Nepal has indicated that it will procure vaccines from a trusted source

Nepal has decided to buy Covid-19 vaccines from India, giving China, which looked at the Himalaya nation as a potential market for its vaccines, a short shrift--all this at the time when Beijing desperately wants the world to trust its capability in the pharmaceutical sector.

“Nepal is looking to procure vaccines to inoculate its millions of people and India is the preferred source,” Nepal’s Minister for Health and Population Hridayesh Tripathi was quoted by The Kathmandu Post as saying. Hints coming from Nepal suggest that Foreign Minister Pradeep Gyawali who is likely to visit India soon for the Joint Commission meeting with S Jaishankar will take up the supply of Covid-19 vaccine during the talks.

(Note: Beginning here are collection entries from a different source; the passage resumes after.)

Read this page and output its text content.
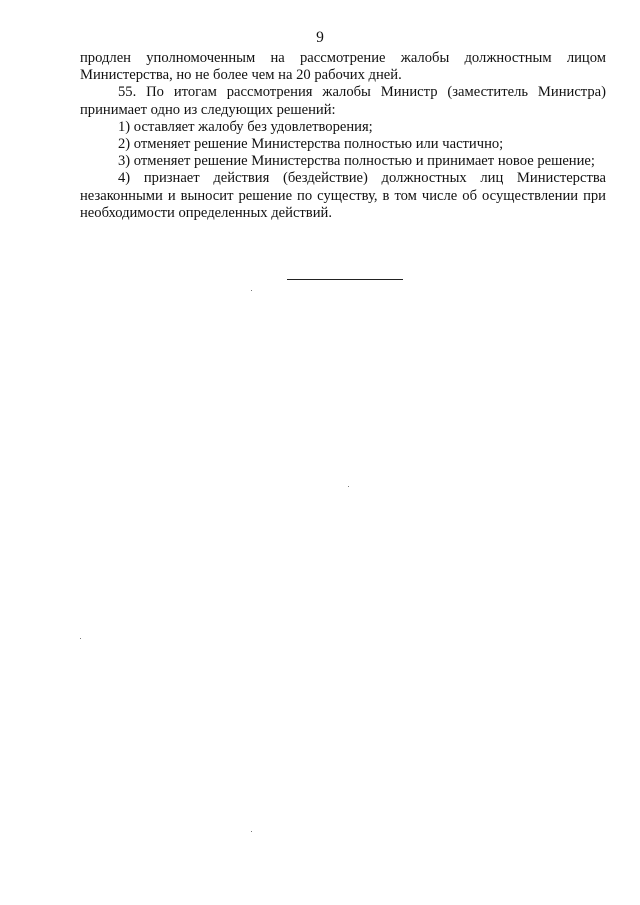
9

продлен уполномоченным на рассмотрение жалобы должностным лицом Министерства, но не более чем на 20 рабочих дней.

55. По итогам рассмотрения жалобы Министр (заместитель Министра) принимает одно из следующих решений:

1) оставляет жалобу без удовлетворения;

2) отменяет решение Министерства полностью или частично;

3) отменяет решение Министерства полностью и принимает новое решение;

4) признает действия (бездействие) должностных лиц Министерства незаконными и выносит решение по существу, в том числе об осуществлении при необходимости определенных действий.
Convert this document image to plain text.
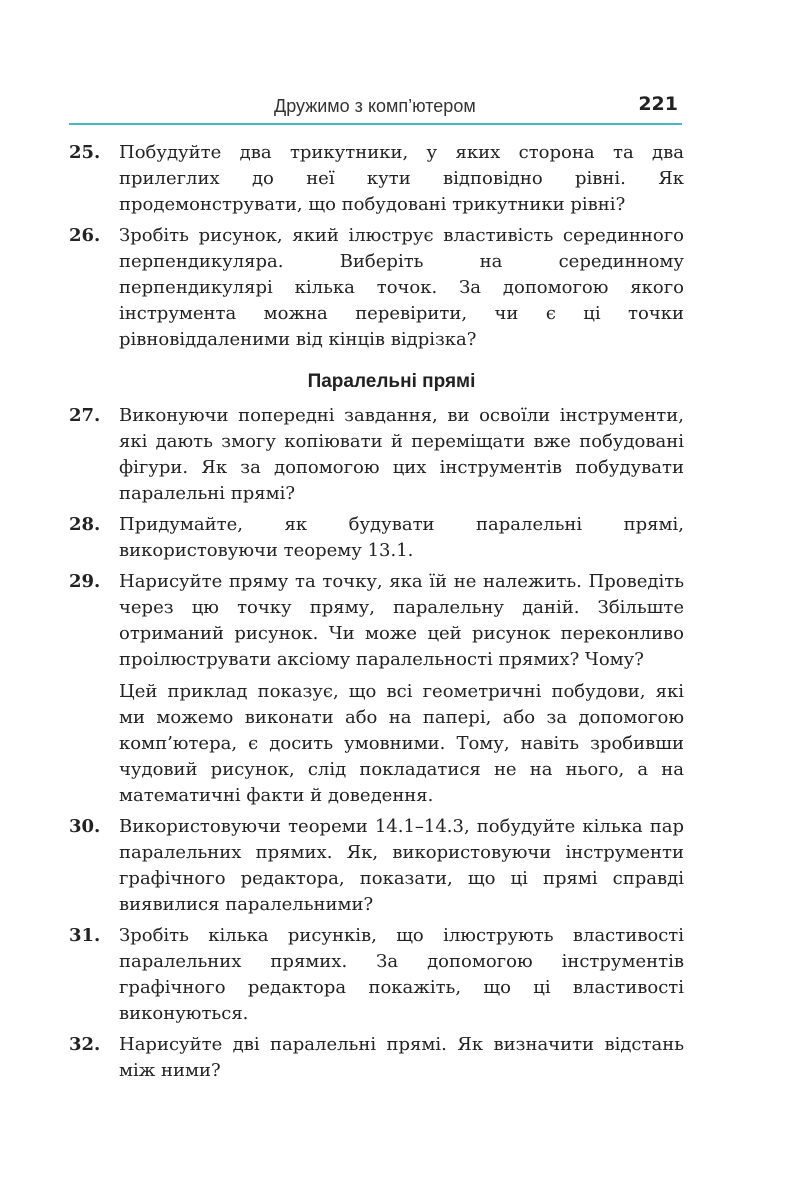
Дружимо з комп’ютером	221
25.	Побудуйте два трикутники, у яких сторона та два прилеглих до неї кути відповідно рівні. Як продемонструвати, що побудовані трикутники рівні?
26.	Зробіть рисунок, який ілюструє властивість серединного перпендикуляра. Виберіть на серединному перпендикулярі кілька точок. За допомогою якого інструмента можна перевірити, чи є ці точки рівновіддаленими від кінців відрізка?
Паралельні прямі
27.	Виконуючи попередні завдання, ви освоїли інструменти, які дають змогу копіювати й переміщати вже побудовані фігури. Як за допомогою цих інструментів побудувати паралельні прямі?
28.	Придумайте, як будувати паралельні прямі, використовуючи теорему 13.1.
29.	Нарисуйте пряму та точку, яка їй не належить. Проведіть через цю точку пряму, паралельну даній. Збільште отриманий рисунок. Чи може цей рисунок переконливо проілюструвати аксіому паралельності прямих? Чому?
Цей приклад показує, що всі геометричні побудови, які ми можемо виконати або на папері, або за допомогою комп’ютера, є досить умовними. Тому, навіть зробивши чудовий рисунок, слід покладатися не на нього, а на математичні факти й доведення.
30.	Використовуючи теореми 14.1–14.3, побудуйте кілька пар паралельних прямих. Як, використовуючи інструменти графічного редактора, показати, що ці прямі справді виявилися паралельними?
31.	Зробіть кілька рисунків, що ілюструють властивості паралельних прямих. За допомогою інструментів графічного редактора покажіть, що ці властивості виконуються.
32.	Нарисуйте дві паралельні прямі. Як визначити відстань між ними?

China lobbied hard with the Nepal government for the Chinese produced Covid-19 vaccine. Beijing felt that Nepal Prime Minister K P Sharma Oli who is well known for his leanings towards China, would dance at its bidding and would unhesitatingly buy its vaccines.

But the incumbent government of the Himalayan country preferred to procure vaccines from a trusted source than China, which is itself importing millions of doses of vaccines from Germany.

According to Shanghai-based Fosun Pharmaceutical Group, order has been placed for the supply of 100 million doses of Covid-19 vaccine from Germany’s BioNtech. Following this development, several ASEAN countries became skeptical of the efficacy of China’s home-grown vaccines and they refused to buy it, despite persuasion by Beijing.

In China, state-run Sinopharm and Sinovac are engaged in developing Covid-19 vaccines. Experts said on account of lack of trust, transparency and method adopted to develop it, many countries fear from asking their citizens to get vaccinated by the Chinese vaccines.

Similar situation appears to be there with the K P Sharma Oli-led Nepal government. Despite being close to Beijing on the ideological level, Oli doesn’t want to surrender his country’s interest to China.

His government feels Indian vaccines from the Serum Institute or Bharat Biotech will be cost effective, trustworthy and easily accessible in comparison to China’s Sinopharm or Sinovac developed vaccine. It is seen as the Nepal government’s way to show a mirror to China when needs arise.

Last year, at the end of November, when Chinese Defence Minister General Wei Fenghe came calling to the Himalayan country, he wanted to have a delegation-level meeting with K P Sharma Oli as the Nepal Prime Minister also holds defence portfolio. The Nepal Prime Minister, who is a strict follower of protocol, asked the visiting Chinese Defence Minister to hold such a meeting with Nepal’s Army Chief Purna Chandra Thapa instead. He had to do it and also had to later call on the Prime Minister Oli as a courtesy.

Yet Beijing will never forget how its political delegation in the Himalayan country had to return empty handed as neither Prime Minister Oli nor former Nepal Prime Minister Prachanda addressed China’s concern on the unification of the Nepal Communist Party.

This has happened despite Beijing using all means to keep the Himalayan country’s Communist leaders in good humour. For China, it is a wake-up call as a tiny country too has begun to veer out of its political and economic influences.